All this takes place in San Francisco, with an opening scene at the Fairmont Hotel where we see Arthur lecturing to a legal conference and giving a highly jaundiced view of the court system and a defense attorney’s role in it — though we later learn this is just a fantasy sequence envisioning a way Arthur is thinking of killing his wife. Supposedly he arranged for this conference to take place within a 15-minute drive from his home so he could slip out of it, kill his wife, fake it to look like a burglary (we see him jimmying the lock and breaking into his own home) and slip back into the conference without anyone there having noticed he was gone. Arthur also has an imaginary alter ego (Donegan Smith) who questions him about his various schemes for killing his wife and pokes holes in each of them. Meanwhile, Louise and Jackie have met each other and, realizing that they’re both being screwed (literally and figuratively) by Arthur, have hatched a plot to kill him, and we see fantasy flash-forwards about how they might kill him and how their plans to cover for themselves might get undone by a hot-shot attorney like … Arthur Jamison. Guilty Conscience isn’t much plot-wise (I suppose I should add the original version of Unfaithfully Yours as an influence because it, too, is about a rich man fantasizing various ways of killing his wife) but it’s saved by the deliciously perverse writing of Levinson and Link, some surprisingly creative direction by Greene — in a film that’s so talky, and that never leaves the living room of Jamison’s home after that opening scene at the conference (which made me wonder if Levinson and Link had originally written it as a stage play and only later decided to convert it to a film) Greene’s offbeat angling and heavy use of the camera crane keep the film flowing and make it cinematically interesting instead of just “canned theatre” — and, above all, the first-rate cast.
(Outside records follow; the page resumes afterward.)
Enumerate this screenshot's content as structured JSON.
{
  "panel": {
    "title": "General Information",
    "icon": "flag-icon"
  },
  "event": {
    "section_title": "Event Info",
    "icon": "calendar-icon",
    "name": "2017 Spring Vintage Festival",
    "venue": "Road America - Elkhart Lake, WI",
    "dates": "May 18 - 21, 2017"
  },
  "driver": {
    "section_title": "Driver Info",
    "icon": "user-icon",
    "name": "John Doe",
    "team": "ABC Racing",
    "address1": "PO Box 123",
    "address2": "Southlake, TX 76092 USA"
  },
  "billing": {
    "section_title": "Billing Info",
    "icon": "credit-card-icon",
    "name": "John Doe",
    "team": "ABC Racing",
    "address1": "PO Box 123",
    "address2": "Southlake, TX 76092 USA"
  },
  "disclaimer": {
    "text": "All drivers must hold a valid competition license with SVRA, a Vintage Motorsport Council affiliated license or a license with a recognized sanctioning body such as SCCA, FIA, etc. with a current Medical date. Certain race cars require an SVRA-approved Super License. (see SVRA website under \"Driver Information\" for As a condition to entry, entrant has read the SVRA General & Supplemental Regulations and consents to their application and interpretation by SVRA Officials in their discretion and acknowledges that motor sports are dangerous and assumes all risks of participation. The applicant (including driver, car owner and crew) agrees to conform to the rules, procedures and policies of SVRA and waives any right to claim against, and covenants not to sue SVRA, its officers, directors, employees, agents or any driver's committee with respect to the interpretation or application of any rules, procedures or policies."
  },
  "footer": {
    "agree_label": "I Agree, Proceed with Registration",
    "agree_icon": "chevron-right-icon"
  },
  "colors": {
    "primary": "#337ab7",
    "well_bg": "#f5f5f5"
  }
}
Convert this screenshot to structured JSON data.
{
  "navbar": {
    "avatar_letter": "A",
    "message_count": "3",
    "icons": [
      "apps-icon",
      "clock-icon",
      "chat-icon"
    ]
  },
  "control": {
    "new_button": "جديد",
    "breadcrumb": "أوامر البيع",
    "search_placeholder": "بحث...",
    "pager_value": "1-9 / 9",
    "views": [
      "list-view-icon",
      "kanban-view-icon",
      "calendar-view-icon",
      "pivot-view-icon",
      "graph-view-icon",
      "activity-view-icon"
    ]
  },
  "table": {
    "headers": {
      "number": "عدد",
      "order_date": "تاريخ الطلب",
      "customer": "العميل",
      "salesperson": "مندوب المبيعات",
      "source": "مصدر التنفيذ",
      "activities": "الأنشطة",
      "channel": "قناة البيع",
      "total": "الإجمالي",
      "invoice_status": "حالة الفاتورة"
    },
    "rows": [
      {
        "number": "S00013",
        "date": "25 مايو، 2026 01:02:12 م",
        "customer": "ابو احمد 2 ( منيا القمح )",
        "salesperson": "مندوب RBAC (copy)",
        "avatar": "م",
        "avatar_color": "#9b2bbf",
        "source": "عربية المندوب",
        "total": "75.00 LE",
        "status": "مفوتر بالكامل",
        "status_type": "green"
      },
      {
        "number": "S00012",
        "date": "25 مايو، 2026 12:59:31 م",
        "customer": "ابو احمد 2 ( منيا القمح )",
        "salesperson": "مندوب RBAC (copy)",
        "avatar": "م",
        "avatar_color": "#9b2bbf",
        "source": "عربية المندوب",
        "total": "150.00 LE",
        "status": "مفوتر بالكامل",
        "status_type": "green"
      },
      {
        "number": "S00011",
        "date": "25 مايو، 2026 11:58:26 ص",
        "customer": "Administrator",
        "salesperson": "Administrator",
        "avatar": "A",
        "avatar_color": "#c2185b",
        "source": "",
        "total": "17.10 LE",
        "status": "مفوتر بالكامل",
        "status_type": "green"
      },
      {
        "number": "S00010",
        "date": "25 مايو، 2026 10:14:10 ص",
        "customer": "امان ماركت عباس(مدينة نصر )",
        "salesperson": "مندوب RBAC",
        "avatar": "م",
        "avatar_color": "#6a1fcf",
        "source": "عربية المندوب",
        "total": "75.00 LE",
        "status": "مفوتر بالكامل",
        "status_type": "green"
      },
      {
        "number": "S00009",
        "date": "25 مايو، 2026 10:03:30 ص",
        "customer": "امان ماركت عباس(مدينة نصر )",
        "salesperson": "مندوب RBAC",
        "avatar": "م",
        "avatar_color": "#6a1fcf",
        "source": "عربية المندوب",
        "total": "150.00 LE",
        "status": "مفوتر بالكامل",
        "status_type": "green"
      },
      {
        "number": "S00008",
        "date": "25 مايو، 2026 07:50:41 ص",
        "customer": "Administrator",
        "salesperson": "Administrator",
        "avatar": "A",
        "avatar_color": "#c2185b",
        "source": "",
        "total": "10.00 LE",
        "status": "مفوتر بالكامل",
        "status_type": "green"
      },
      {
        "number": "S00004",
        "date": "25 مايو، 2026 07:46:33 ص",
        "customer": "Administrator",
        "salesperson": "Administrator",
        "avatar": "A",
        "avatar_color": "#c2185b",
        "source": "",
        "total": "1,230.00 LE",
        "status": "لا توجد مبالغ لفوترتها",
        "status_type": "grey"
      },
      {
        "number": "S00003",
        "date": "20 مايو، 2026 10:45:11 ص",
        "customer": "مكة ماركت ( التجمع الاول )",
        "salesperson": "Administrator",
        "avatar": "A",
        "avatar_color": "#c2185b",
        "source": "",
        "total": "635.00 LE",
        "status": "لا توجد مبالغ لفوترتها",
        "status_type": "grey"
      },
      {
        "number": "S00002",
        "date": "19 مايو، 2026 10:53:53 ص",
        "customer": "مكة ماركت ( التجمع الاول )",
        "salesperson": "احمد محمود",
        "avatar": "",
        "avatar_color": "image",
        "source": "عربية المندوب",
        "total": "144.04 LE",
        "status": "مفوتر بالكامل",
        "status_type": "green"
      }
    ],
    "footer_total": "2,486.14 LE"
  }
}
Hopkins is utterly marvelous in his role even though he seems to be channeling Richard Burton more than usual (is it just coincidence that his performance is so Burton-esque when this was filmed one year after the real Burton died?); Danner and Kurtz are equally good (and well differentiated) as the two women (at least the two we actually see) in his life; and though part of me wishes they would have cast Hopkins himself as his alter ego (they probably didn’t because the trick photography needed to show Anthony Hopkins cross-examining Anthony Hopkins would have blown the TV-movie budget), Donegan Smith is excellent in the role, appropriately hectoring as he picks apart every flaw in every elaborate murder scenario Arthur concocts, including the attempts to cover it up after he actually does kill his wife in a struggle in which They Both Reach for the Gun (Maurine Watkins, your plagiarism attorney is calling from Aruba to thank you for financing his trip) — or does he? This film is probably more full of sequences that we think are real events in the story but which turn out later to be the fantasies of the various characters than just about anything ever made, but Levinson and Link are good enough writers that they play fair with this device (a lot of other people who’ve used it haven’t), and though it’s a minor work Guilty Conscience is a delightful 90 minutes ( gives the running time as 105 minutes but the version we watched was considerably shorter, mastered on a rather tacky DVD that started immediately on insertion into the player and might be a bootleg copy rather than the official release) spent with four fine actors and a script that gives them quite a lot to chew on and is fully worthy of them.